Nel bando di gara si individuano i Comuni dove non ci saranno più profughi di quelli già presenti. Il piano di distribuzione territoriale per aree omogenee terrà conto, infatti, della popolazione residente, delle strutture già attive o «in attivazione sulla base dell’ultimo bando» e del «progressivo riequilibrio degli ospiti». Così, il distretto di Asola potrà accogliere sino a 161 profughi.

I Comuni interessati al potenziamento tenendo conto dei casi e dei progetti Sprar in corso sono Acquanegra, Asola, Casalmoro, Casaloldo, Casalromano, Castel Goffredo, Ceresara, Gazoldo, Mariana, Piubega e Redondesco. Escluso Canneto, che confermerà gli attuali posti. Stesso discorso per gli altri distretti. Quello di Guidizzolo avrà 211 posti; più profughi a Castiglione, Cavriana, Goito, Guidizzolo, Medole, Ponti e Solferino, stesso numero a Monzambano e Volta. Il distretto di Mantova avrà 516 posti. Più migranti a Curtatone, Marmirolo, Porto, Rodigo, Roncoferraro, Roverbella e Villimpenta; niente nuovi posti a Bagnolo, Bigarello, Borgo Virgilio, Castel d’Ario, Castelbelforte, Castellucchio, Mantova e San Giorgio. Nel distretto di Ostiglia ci saranno 178 posti da distribuire tra Borgofranco, Carbonara, Felonica, Magnacavallo, Pieve, Quistello, San Giacomo, San Giovanni, Sermide, Sustinente, Villa Poma e gli altri Comuni; Ostiglia, Poggio Rusco, Quingentole, Revere, Schivenoglia e Serravalle non avranno nuovi posti. Nel distretto di Suzzara disponibili fino a 173 posti tra Gonzaga, Moglia, Pegognaga, Suzzara, Motteggiana e San Benedetto, con gli ultimi due che manterranno gli attuali.
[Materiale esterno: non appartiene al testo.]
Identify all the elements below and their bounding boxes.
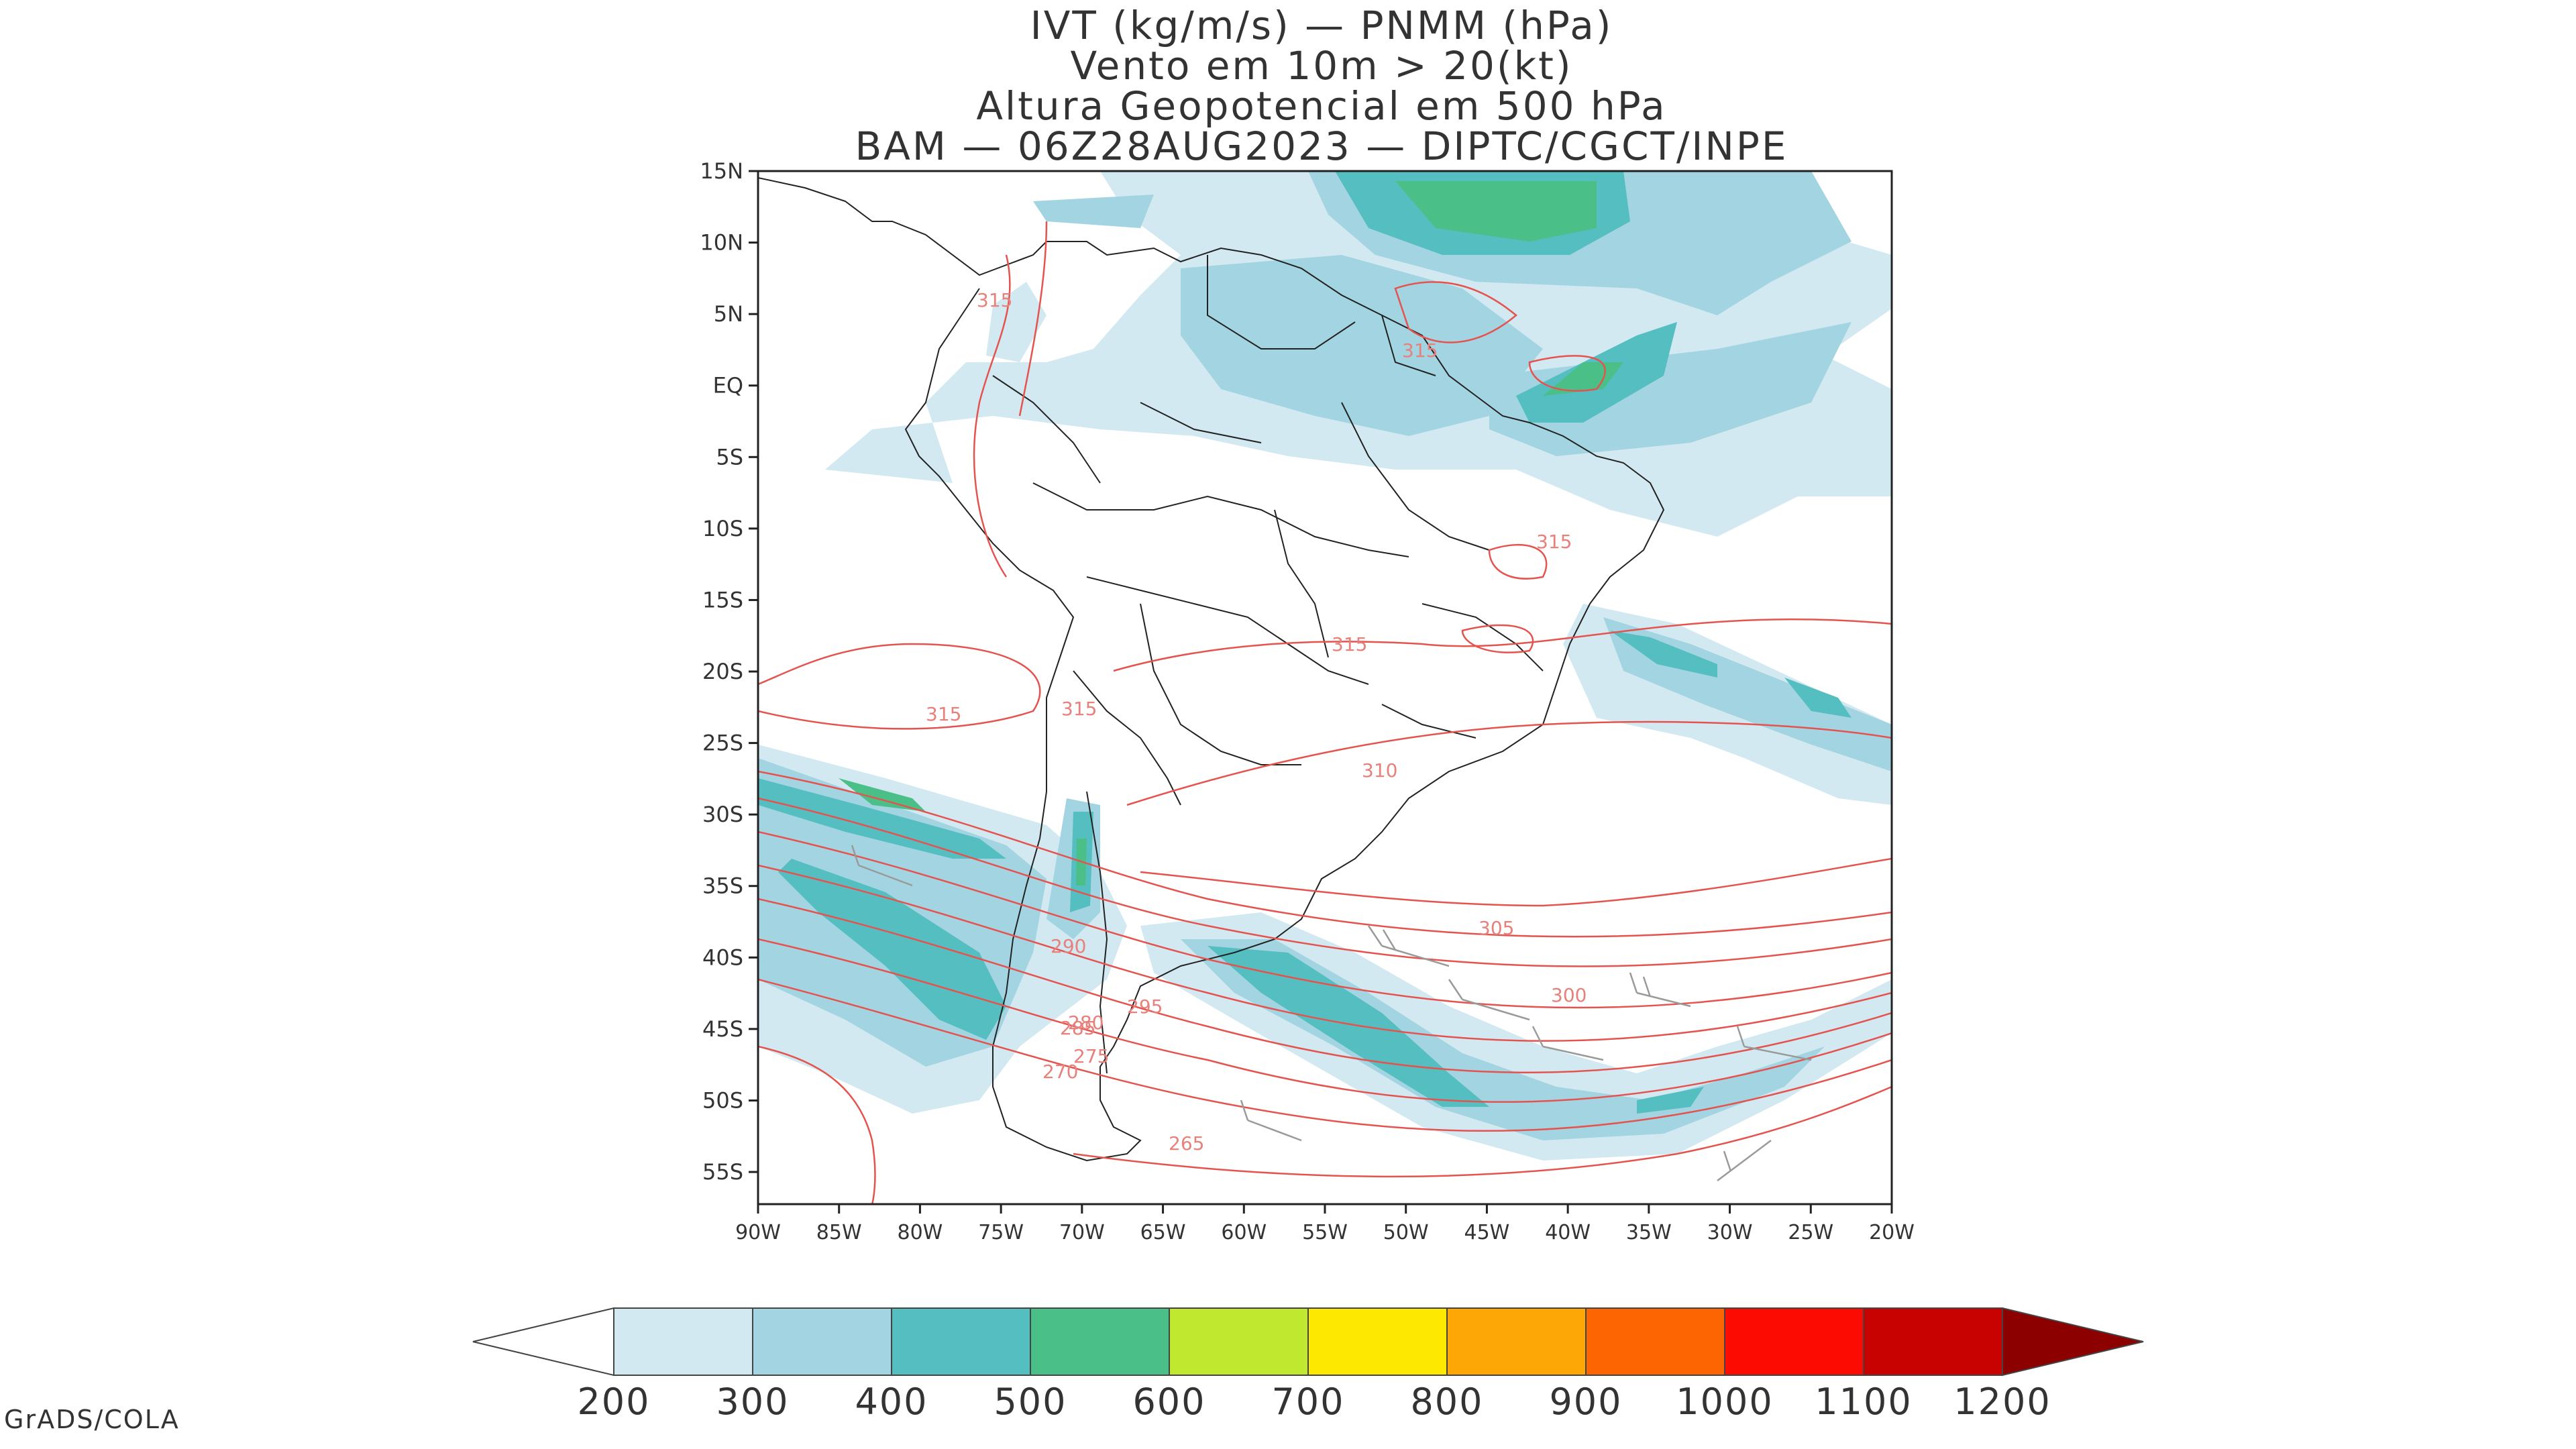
contour-label: 305 [1479, 917, 1514, 939]
lat-tick-label: 5N [714, 301, 743, 327]
contour-label: 275 [1073, 1045, 1109, 1067]
wind-barbs [851, 845, 1812, 1181]
lon-tick-label: 80W [898, 1221, 943, 1244]
colorbar-label: 400 [855, 1381, 928, 1423]
lat-tick-label: 10N [700, 230, 743, 256]
lon-tick-label: 50W [1383, 1221, 1429, 1244]
lat-tick-label: 40S [702, 945, 743, 970]
lat-tick-label: 10S [702, 516, 743, 541]
lon-tick-label: 30W [1707, 1221, 1753, 1244]
colorbar-label: 1100 [1815, 1381, 1912, 1423]
colorbar-swatch [752, 1307, 892, 1376]
title-line-1: IVT (kg/m/s) — PNMM (hPa) [1030, 3, 1613, 48]
lat-tick-label: 45S [702, 1016, 743, 1042]
lat-tick-label: 30S [702, 802, 743, 827]
footer-credit: GrADS/COLA [4, 1405, 180, 1434]
lat-tick-label: 50S [702, 1087, 743, 1113]
contour-label-group: 315 315 315 315 315 315 310 305 300 295 … [926, 289, 1587, 1155]
lon-tick-label: 75W [978, 1221, 1024, 1244]
colorbar-label: 700 [1271, 1381, 1344, 1423]
title-line-4: BAM — 06Z28AUG2023 — DIPTC/CGCT/INPE [855, 123, 1788, 169]
contour-label: 265 [1169, 1132, 1204, 1155]
lat-tick-label: 20S [702, 659, 743, 684]
colorbar-swatch [1585, 1307, 1725, 1376]
colorbar-swatch [1169, 1307, 1309, 1376]
lon-tick-label: 45W [1464, 1221, 1510, 1244]
lon-tick-label: 20W [1869, 1221, 1915, 1244]
contour-label: 300 [1551, 984, 1587, 1006]
colorbar-label: 600 [1132, 1381, 1205, 1423]
colorbar-label: 900 [1549, 1381, 1622, 1423]
lat-tick-label: 55S [702, 1159, 743, 1185]
lon-tick-label: 85W [816, 1221, 862, 1244]
contour-label: 315 [1332, 633, 1367, 655]
latitude-axis: 15N 10N 5N EQ 5S 10S 15S 20S 25S 30S 35S 40S 45S 50S 5… [700, 158, 758, 1185]
lat-tick-label: 25S [702, 731, 743, 756]
colorbar-swatch [1307, 1307, 1448, 1376]
colorbar-swatch [613, 1307, 753, 1376]
geopotential-contours [758, 221, 1892, 1204]
colorbar: 200 300 400 500 600 700 800 900 1000 1100 1200 [472, 1307, 2144, 1423]
colorbar-upper-arrow [2002, 1307, 2144, 1377]
ivt-shading [758, 171, 1892, 1161]
lon-tick-label: 65W [1140, 1221, 1186, 1244]
coastlines [758, 177, 1665, 1162]
lon-tick-label: 70W [1059, 1221, 1105, 1244]
lon-tick-label: 90W [735, 1221, 781, 1244]
colorbar-label: 800 [1410, 1381, 1483, 1423]
colorbar-swatch [1446, 1307, 1587, 1376]
contour-label: 315 [977, 289, 1012, 311]
colorbar-lower-arrow [472, 1307, 614, 1377]
lat-tick-label: 5S [716, 444, 743, 470]
contour-label: 315 [1402, 339, 1438, 362]
contour-label: 270 [1042, 1061, 1078, 1083]
colorbar-label: 200 [577, 1381, 650, 1423]
lat-tick-label: 15S [702, 587, 743, 612]
lat-tick-label: 15N [700, 158, 743, 184]
longitude-axis: 90W 85W 80W 75W 70W 65W 60W 55W 50W 45W 40W 35W 30W 2… [735, 1204, 1915, 1244]
lon-tick-label: 40W [1545, 1221, 1591, 1244]
contour-label: 285 [1060, 1017, 1095, 1039]
colorbar-label: 1200 [1953, 1381, 2051, 1423]
title-line-2: Vento em 10m > 20(kt) [1070, 43, 1573, 89]
contour-label: 315 [926, 703, 961, 725]
lat-tick-label: EQ [713, 373, 743, 398]
lon-tick-label: 25W [1788, 1221, 1833, 1244]
lat-tick-label: 35S [702, 873, 743, 899]
lon-tick-label: 55W [1302, 1221, 1348, 1244]
colorbar-swatch [1724, 1307, 1864, 1376]
contour-label: 280 [1068, 1012, 1104, 1034]
colorbar-label: 300 [716, 1381, 789, 1423]
colorbar-label: 1000 [1676, 1381, 1773, 1423]
contour-label: 310 [1362, 759, 1397, 782]
lon-tick-label: 60W [1221, 1221, 1267, 1244]
contour-label: 315 [1536, 531, 1572, 553]
colorbar-swatch [1030, 1307, 1170, 1376]
colorbar-swatch [891, 1307, 1031, 1376]
map-title: IVT (kg/m/s) — PNMM (hPa) Vento em 10m >… [0, 5, 2576, 166]
lon-tick-label: 35W [1626, 1221, 1672, 1244]
colorbar-swatch [1863, 1307, 2003, 1376]
title-line-3: Altura Geopotencial em 500 hPa [976, 83, 1667, 129]
colorbar-label: 500 [994, 1381, 1067, 1423]
contour-label: 315 [1061, 698, 1097, 720]
contour-label: 290 [1051, 935, 1086, 957]
contour-label: 295 [1127, 996, 1163, 1018]
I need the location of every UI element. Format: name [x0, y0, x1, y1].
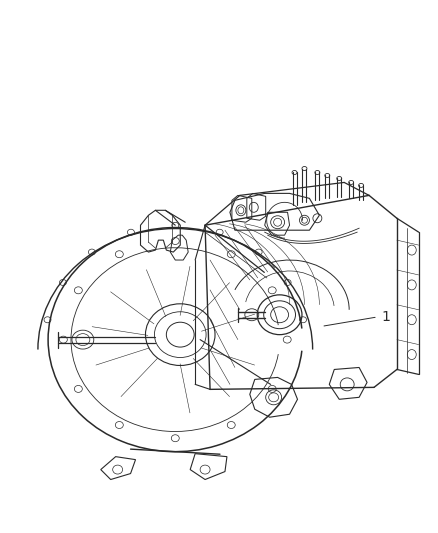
Text: 1: 1 — [381, 310, 390, 324]
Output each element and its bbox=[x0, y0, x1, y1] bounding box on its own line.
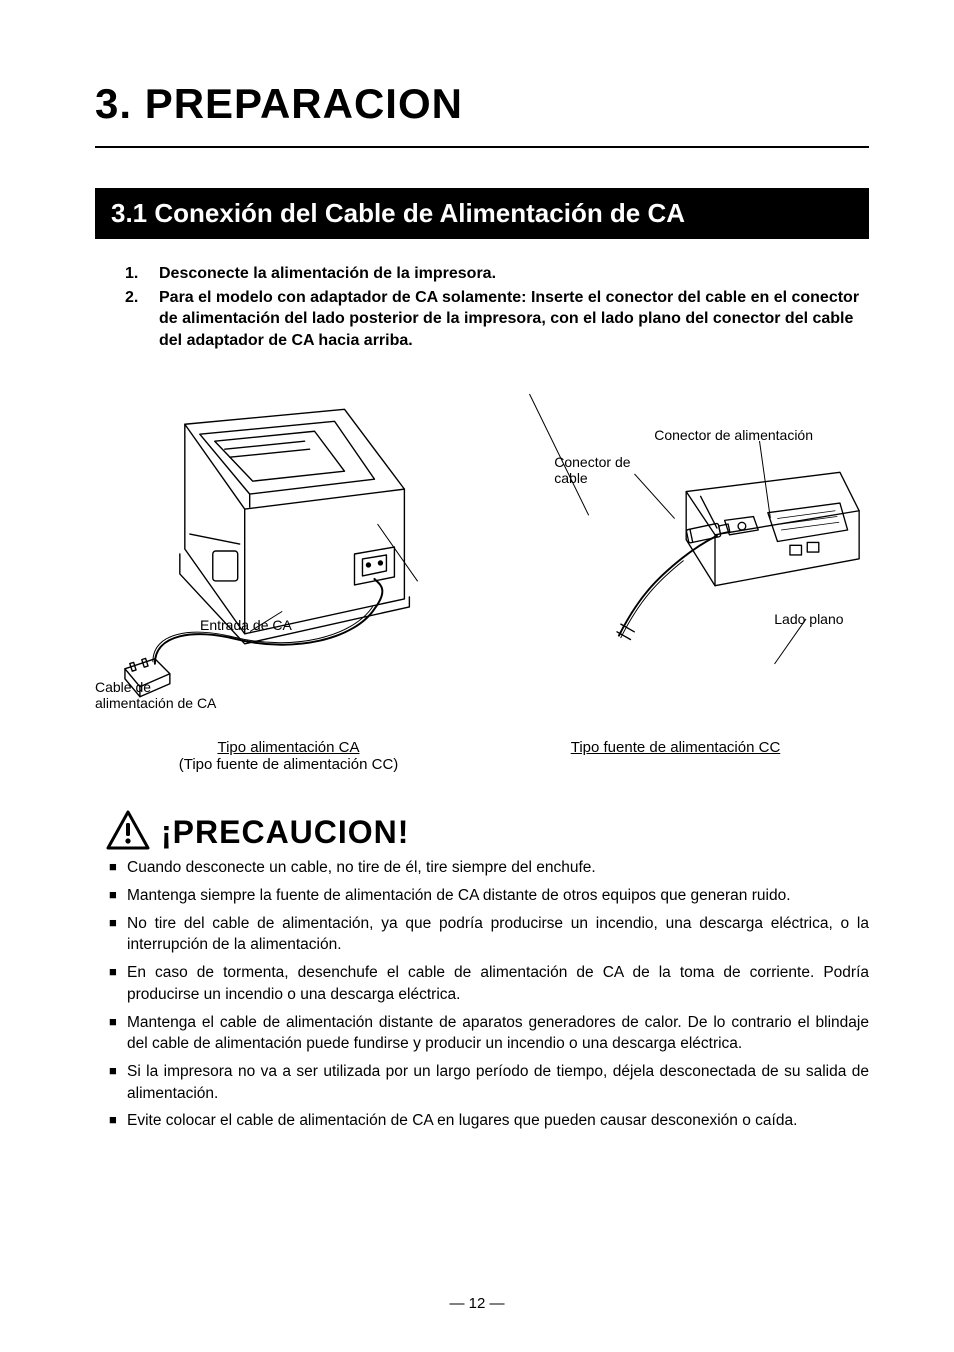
warning-item: ■Si la impresora no va a ser utilizada p… bbox=[109, 1061, 869, 1104]
caption-left-sub: (Tipo fuente de alimentación CC) bbox=[179, 756, 399, 773]
warning-item: ■En caso de tormenta, desenchufe el cabl… bbox=[109, 962, 869, 1005]
step-number: 1. bbox=[125, 263, 159, 285]
step-number: 2. bbox=[125, 287, 159, 352]
label-conector-alimentacion: Conector de alimentación bbox=[654, 427, 813, 443]
section-title: 3.1 Conexión del Cable de Alimentación d… bbox=[95, 188, 869, 239]
page-number: — 12 — bbox=[0, 1295, 954, 1312]
warning-title: ¡PRECAUCION! bbox=[161, 814, 409, 851]
step-item: 2. Para el modelo con adaptador de CA so… bbox=[125, 287, 869, 352]
caption-right: Tipo fuente de alimentación CC bbox=[482, 739, 869, 773]
warning-list: ■Cuando desconecte un cable, no tire de … bbox=[95, 857, 869, 1132]
warning-item: ■Evite colocar el cable de alimentación … bbox=[109, 1110, 869, 1132]
label-lado-plano: Lado plano bbox=[774, 611, 843, 627]
label-conector-cable: Conector de cable bbox=[554, 454, 630, 486]
warning-icon bbox=[105, 809, 151, 851]
step-item: 1. Desconecte la alimentación de la impr… bbox=[125, 263, 869, 285]
steps-list: 1. Desconecte la alimentación de la impr… bbox=[95, 263, 869, 351]
step-text: Desconecte la alimentación de la impreso… bbox=[159, 263, 869, 285]
warning-item: ■No tire del cable de alimentación, ya q… bbox=[109, 913, 869, 956]
figure-right: Conector de alimentación Conector de cab… bbox=[494, 379, 869, 729]
caption-left: Tipo alimentación CA (Tipo fuente de ali… bbox=[95, 739, 482, 773]
chapter-title: 3. PREPARACION bbox=[95, 80, 869, 148]
warning-item: ■Cuando desconecte un cable, no tire de … bbox=[109, 857, 869, 879]
caption-right-underline: Tipo fuente de alimentación CC bbox=[571, 739, 781, 756]
figure-left: Entrada de CA Cable de alimentación de C… bbox=[95, 379, 474, 729]
printer-illustration bbox=[95, 379, 474, 729]
warning-item: ■Mantenga el cable de alimentación dista… bbox=[109, 1012, 869, 1055]
label-cable-alimentacion: Cable de alimentación de CA bbox=[95, 679, 216, 711]
warning-item: ■Mantenga siempre la fuente de alimentac… bbox=[109, 885, 869, 907]
step-text: Para el modelo con adaptador de CA solam… bbox=[159, 287, 869, 352]
label-entrada-ca: Entrada de CA bbox=[200, 617, 292, 633]
caption-left-underline: Tipo alimentación CA bbox=[217, 739, 359, 756]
Il distretto di Viadana avrà fino a 161 posti tra Commessaggio, Dosolo, Marcaria, Pomponesco, San Martino dall’Argine, Sabbioneta, Viadana, Bozzolo, Gazzuolo e Rivarolo, con gli ultimi tre senza posti nuovi.

Le offerte andranno presentate entro il 25 marzo. Il prezzo a base gara è di 35 euro (Iva esclusa) per ogni profugo e per ogni giorno, comprensivo del pocket money giornaliero pro capite di 2,50 euro. Possono partecipare associazioni, fondazioni, enti ecclesiastici, pubblici e del privato sociale, coop. Ammessi anche gli albergatori purché in raggruppamento temporaneo col privato sociale.